Security Fears Mount in Absence of Evidence
For such a marginal school of politics, anarchy certainly seems to have insinuated itself globally. It is always breaking out, isn't it? After every man-made and natural disaster, the Times rushes in to warn about the dire consequences of a lack of law and order. Stories emanating from Haiti in the Anglophone press swiftly took up these important questions. Were there police? Had prisoners escaped from jail? Was there violence? There wasn't violence? Can we find some violence?
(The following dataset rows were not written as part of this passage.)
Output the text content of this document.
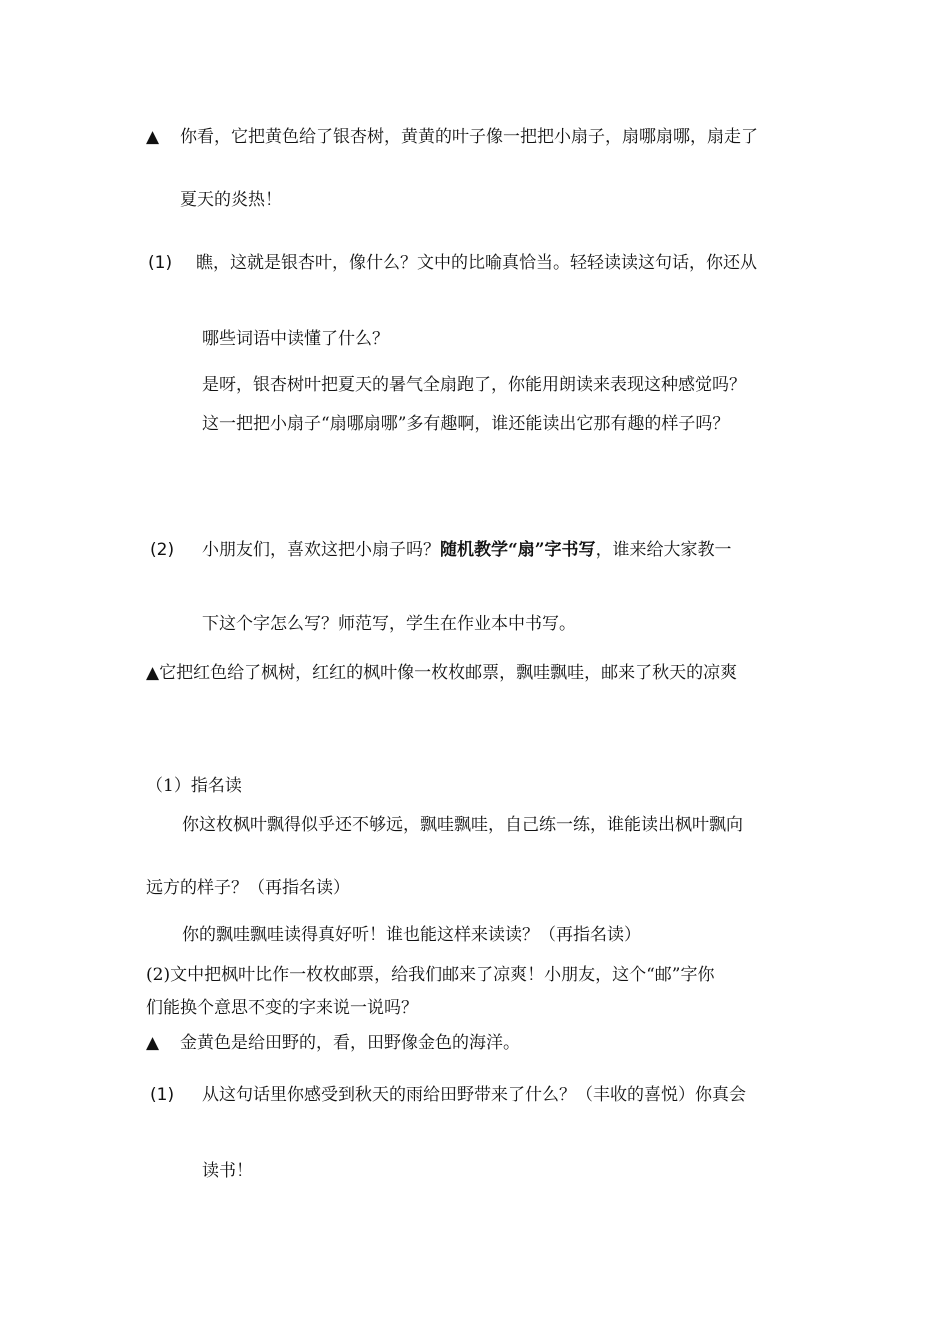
▲ 你看，它把黄色给了银杏树，黄黄的叶子像一把把小扇子，扇哪扇哪，扇走了
夏天的炎热！
(1) 瞧，这就是银杏叶，像什么？文中的比喻真恰当。轻轻读读这句话，你还从
哪些词语中读懂了什么？
是呀，银杏树叶把夏天的暑气全扇跑了，你能用朗读来表现这种感觉吗？
这一把把小扇子“扇哪扇哪”多有趣啊，谁还能读出它那有趣的样子吗？
(2) 小朋友们，喜欢这把小扇子吗？随机教学“扇”字书写，谁来给大家教一
下这个字怎么写？师范写，学生在作业本中书写。
▲它把红色给了枫树，红红的枫叶像一枚枚邮票，飘哇飘哇，邮来了秋天的凉爽
（1）指名读
你这枚枫叶飘得似乎还不够远，飘哇飘哇，自己练一练，谁能读出枫叶飘向
远方的样子？（再指名读）
你的飘哇飘哇读得真好听！谁也能这样来读读？（再指名读）
(2)文中把枫叶比作一枚枚邮票，给我们邮来了凉爽！小朋友，这个“邮”字你
们能换个意思不变的字来说一说吗？
▲ 金黄色是给田野的，看，田野像金色的海洋。
(1) 从这句话里你感受到秋天的雨给田野带来了什么？（丰收的喜悦）你真会
读书！
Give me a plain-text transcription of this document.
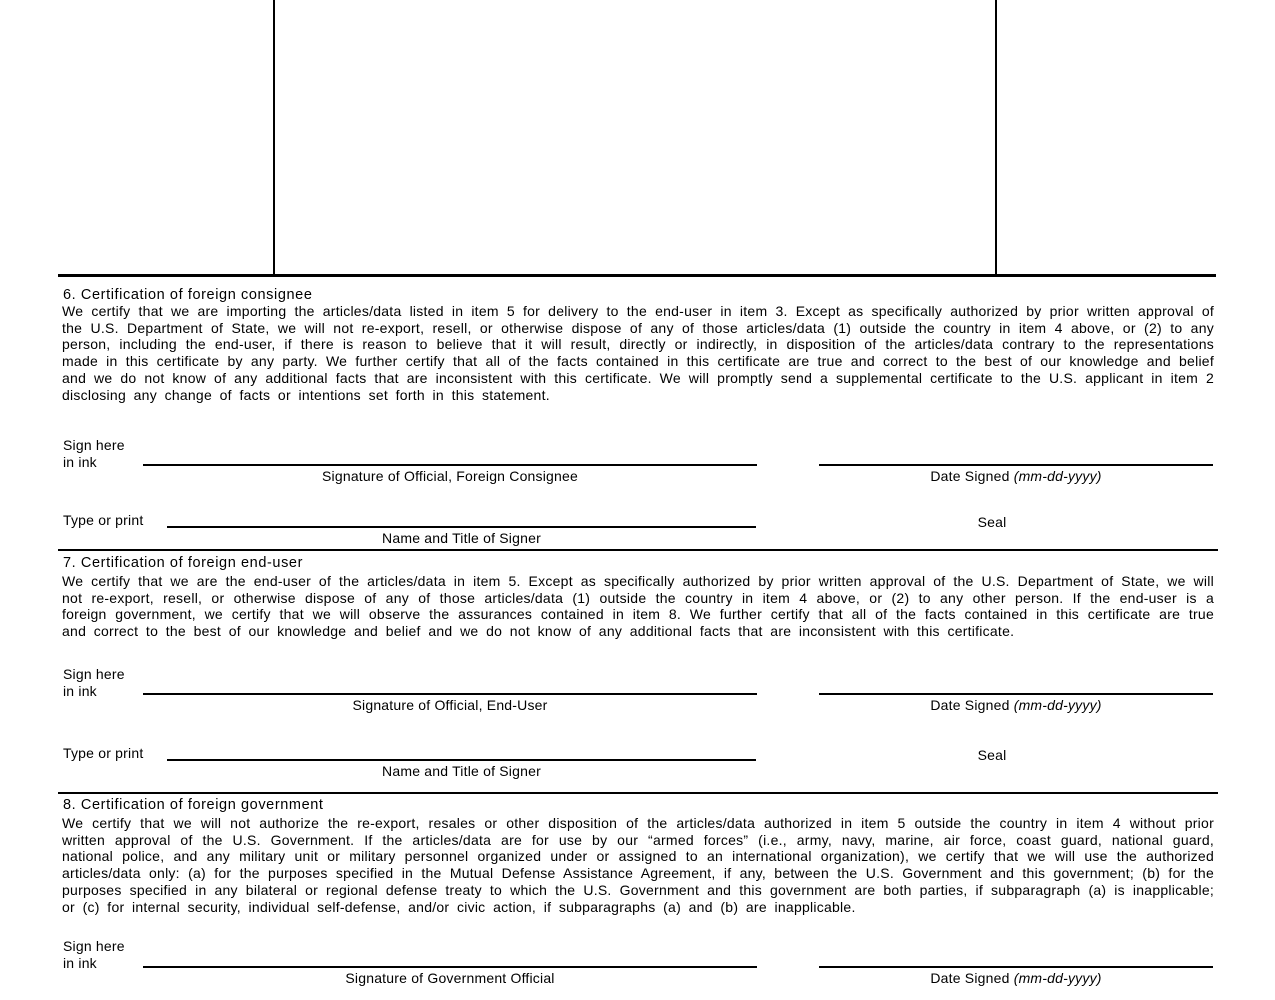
6. Certification of foreign consignee
We certify that we are importing the articles/data listed in item 5 for delivery to the end-user in item 3. Except as specifically authorized by prior written approval of the U.S. Department of State, we will not re-export, resell, or otherwise dispose of any of those articles/data (1) outside the country in item 4 above, or (2) to any person, including the end-user, if there is reason to believe that it will result, directly or indirectly, in disposition of the articles/data contrary to the representations made in this certificate by any party. We further certify that all of the facts contained in this certificate are true and correct to the best of our knowledge and belief and we do not know of any additional facts that are inconsistent with this certificate. We will promptly send a supplemental certificate to the U.S. applicant in item 2 disclosing any change of facts or intentions set forth in this statement.
Sign here
in ink
Signature of Official, Foreign Consignee	Date Signed (mm-dd-yyyy)
Type or print
Name and Title of Signer
Seal
7. Certification of foreign end-user
We certify that we are the end-user of the articles/data in item 5. Except as specifically authorized by prior written approval of the U.S. Department of State, we will not re-export, resell, or otherwise dispose of any of those articles/data (1) outside the country in item 4 above, or (2) to any other person. If the end-user is a foreign government, we certify that we will observe the assurances contained in item 8. We further certify that all of the facts contained in this certificate are true and correct to the best of our knowledge and belief and we do not know of any additional facts that are inconsistent with this certificate.
Sign here
in ink
Signature of Official, End-User	Date Signed (mm-dd-yyyy)
Type or print
Name and Title of Signer
Seal
8. Certification of foreign government
We certify that we will not authorize the re-export, resales or other disposition of the articles/data authorized in item 5 outside the country in item 4 without prior written approval of the U.S. Government. If the articles/data are for use by our “armed forces” (i.e., army, navy, marine, air force, coast guard, national guard, national police, and any military unit or military personnel organized under or assigned to an international organization), we certify that we will use the authorized articles/data only: (a) for the purposes specified in the Mutual Defense Assistance Agreement, if any, between the U.S. Government and this government; (b) for the purposes specified in any bilateral or regional defense treaty to which the U.S. Government and this government are both parties, if subparagraph (a) is inapplicable; or (c) for internal security, individual self-defense, and/or civic action, if subparagraphs (a) and (b) are inapplicable.
Sign here
in ink
Signature of Government Official	Date Signed (mm-dd-yyyy)
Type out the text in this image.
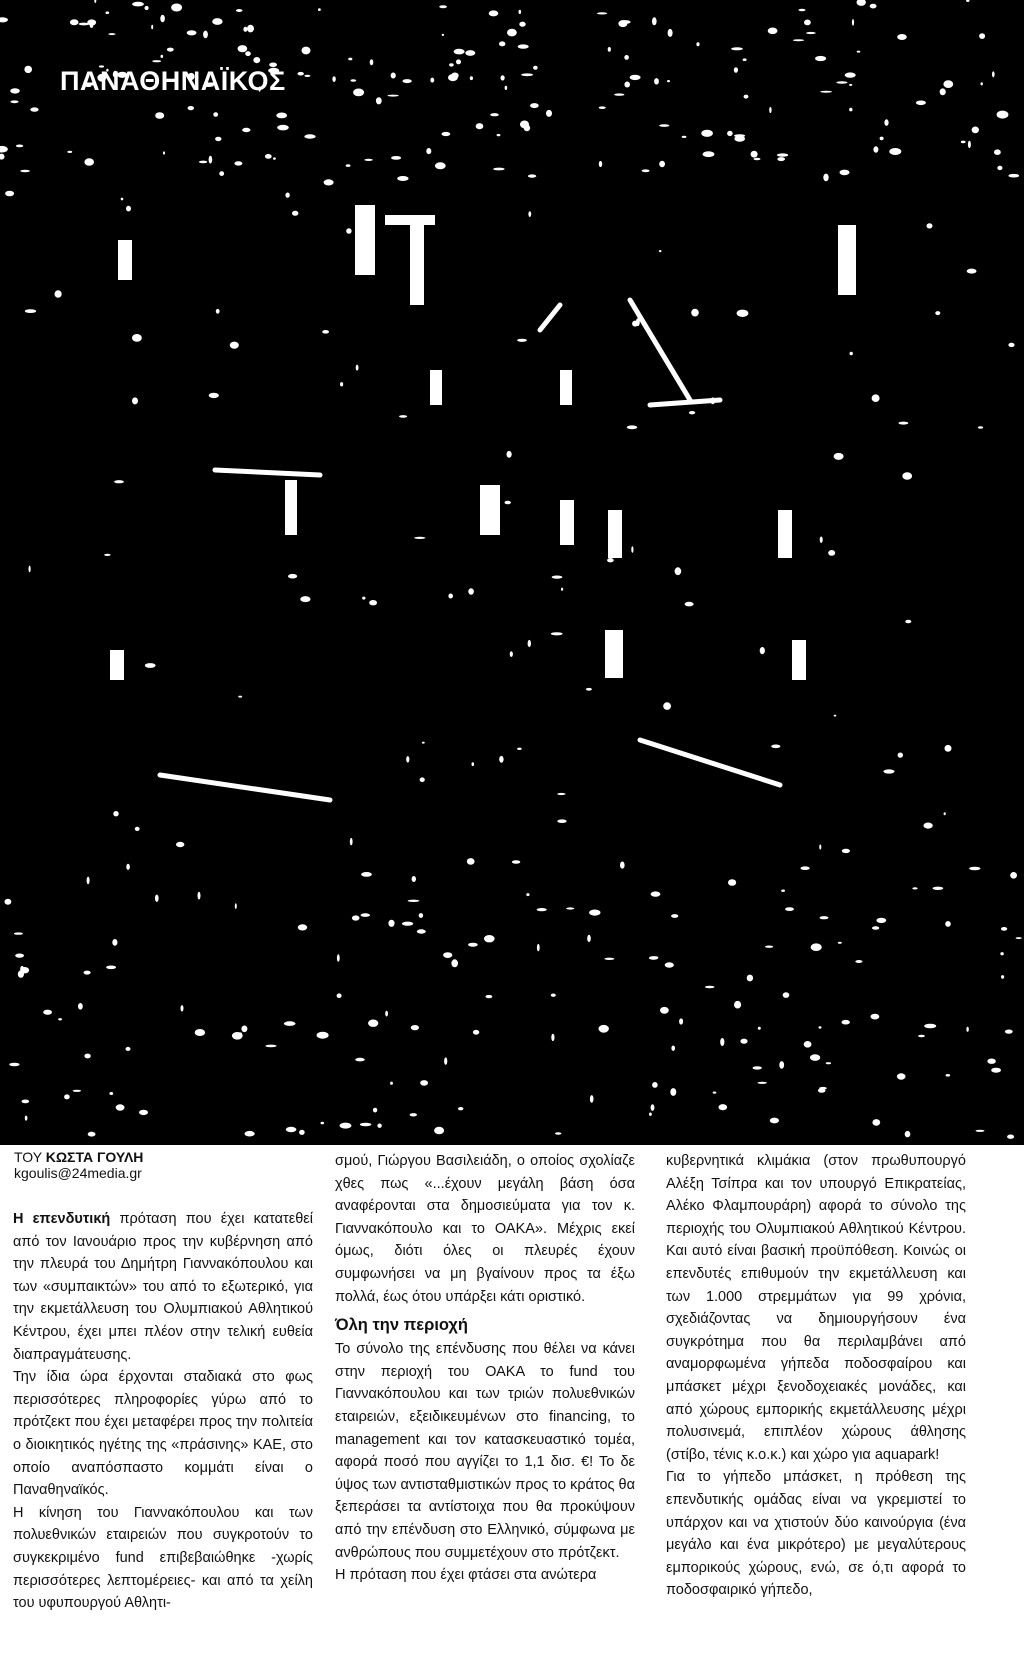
ΠΑΝΑΘΗΝΑΪΚΟΣ
ΤΟΥ ΚΩΣΤΑ ΓΟΥΛΗ
kgoulis@24media.gr

Η επενδυτική πρόταση που έχει κατατεθεί από τον Ιανουάριο προς την κυβέρνηση από την πλευρά του Δημήτρη Γιαννακόπουλου και των «συμπαικτών» του από το εξωτερικό, για την εκμετάλλευση του Ολυμπιακού Αθλητικού Κέντρου, έχει μπει πλέον στην τελική ευθεία διαπραγμάτευσης.

Την ίδια ώρα έρχονται σταδιακά στο φως περισσότερες πληροφορίες γύρω από το πρότζεκτ που έχει μεταφέρει προς την πολιτεία ο διοικητικός ηγέτης της «πράσινης» ΚΑΕ, στο οποίο αναπόσπαστο κομμάτι είναι ο Παναθηναϊκός.

Η κίνηση του Γιαννακόπουλου και των πολυεθνικών εταιρειών που συγκροτούν το συγκεκριμένο fund επιβεβαιώθηκε -χωρίς περισσότερες λεπτομέρειες- και από τα χείλη του υφυπουργού Αθλητι-

σμού, Γιώργου Βασιλειάδη, ο οποίος σχολίαζε χθες πως «...έχουν μεγάλη βάση όσα αναφέρονται στα δημοσιεύματα για τον κ. Γιαννακόπουλο και το ΟΑΚΑ». Μέχρις εκεί όμως, διότι όλες οι πλευρές έχουν συμφωνήσει να μη βγαίνουν προς τα έξω πολλά, έως ότου υπάρξει κάτι οριστικό.

Όλη την περιοχή

Το σύνολο της επένδυσης που θέλει να κάνει στην περιοχή του ΟΑΚΑ το fund του Γιαννακόπουλου και των τριών πολυεθνικών εταιρειών, εξειδικευμένων στο financing, το management και τον κατασκευαστικό τομέα, αφορά ποσό που αγγίζει το 1,1 δισ. €! Το δε ύψος των αντισταθμιστικών προς το κράτος θα ξεπεράσει τα αντίστοιχα που θα προκύψουν από την επένδυση στο Ελληνικό, σύμφωνα με ανθρώπους που συμμετέχουν στο πρότζεκτ.

Η πρόταση που έχει φτάσει στα ανώτερα

κυβερνητικά κλιμάκια (στον πρωθυπουργό Αλέξη Τσίπρα και τον υπουργό Επικρατείας, Αλέκο Φλαμπουράρη) αφορά το σύνολο της περιοχής του Ολυμπιακού Αθλητικού Κέντρου. Και αυτό είναι βασική προϋπόθεση. Κοινώς οι επενδυτές επιθυμούν την εκμετάλλευση και των 1.000 στρεμμάτων για 99 χρόνια, σχεδιάζοντας να δημιουργήσουν ένα συγκρότημα που θα περιλαμβάνει από αναμορφωμένα γήπεδα ποδοσφαίρου και μπάσκετ μέχρι ξενοδοχειακές μονάδες, και από χώρους εμπορικής εκμετάλλευσης μέχρι πολυσινεμά, επιπλέον χώρους άθλησης (στίβο, τένις κ.ο.κ.) και χώρο για aquapark!

Για το γήπεδο μπάσκετ, η πρόθεση της επενδυτικής ομάδας είναι να γκρεμιστεί το υπάρχον και να χτιστούν δύο καινούργια (ένα μεγάλο και ένα μικρότερο) με μεγαλύτερους εμπορικούς χώρους, ενώ, σε ό,τι αφορά το ποδοσφαιρικό γήπεδο,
As "security fears mount in lawless post-earthquake Haiti," for instance, the intrepid reporters are unable to locate any problems with "security." They do manage two man-on-the-street, pull-quote interviews with men who have not been beset by crime, although the fellows do fear that is possible that there is a chance that they just might be at some point. The only so-called looting they manage to identify consists of starving people crawling through the rubble of groceries, seeking food. They throw in the obligatory references to the gangs of Cité Soleil--what Haiti story would be complete without this bit of local color--but refer to their activities in a past tense that speaks louder than an explicit admission: they could find no evidence of criminal violence in the aftermath of the quake. The closest that our reporters can find to civic unrest is a crowd of starving people gathering around the gates of an airport where they know supplies are being warehoused. Ah, but not distributed, and so out come the riot police!
The real story, plainly, is that ordinary people from all classes and walks of life are helping each other in whatever meager ways they can. Now the question arises: why write a thinly reported story about violence and criminality that do not presently exist? What is the larger tale being told? Who benefits?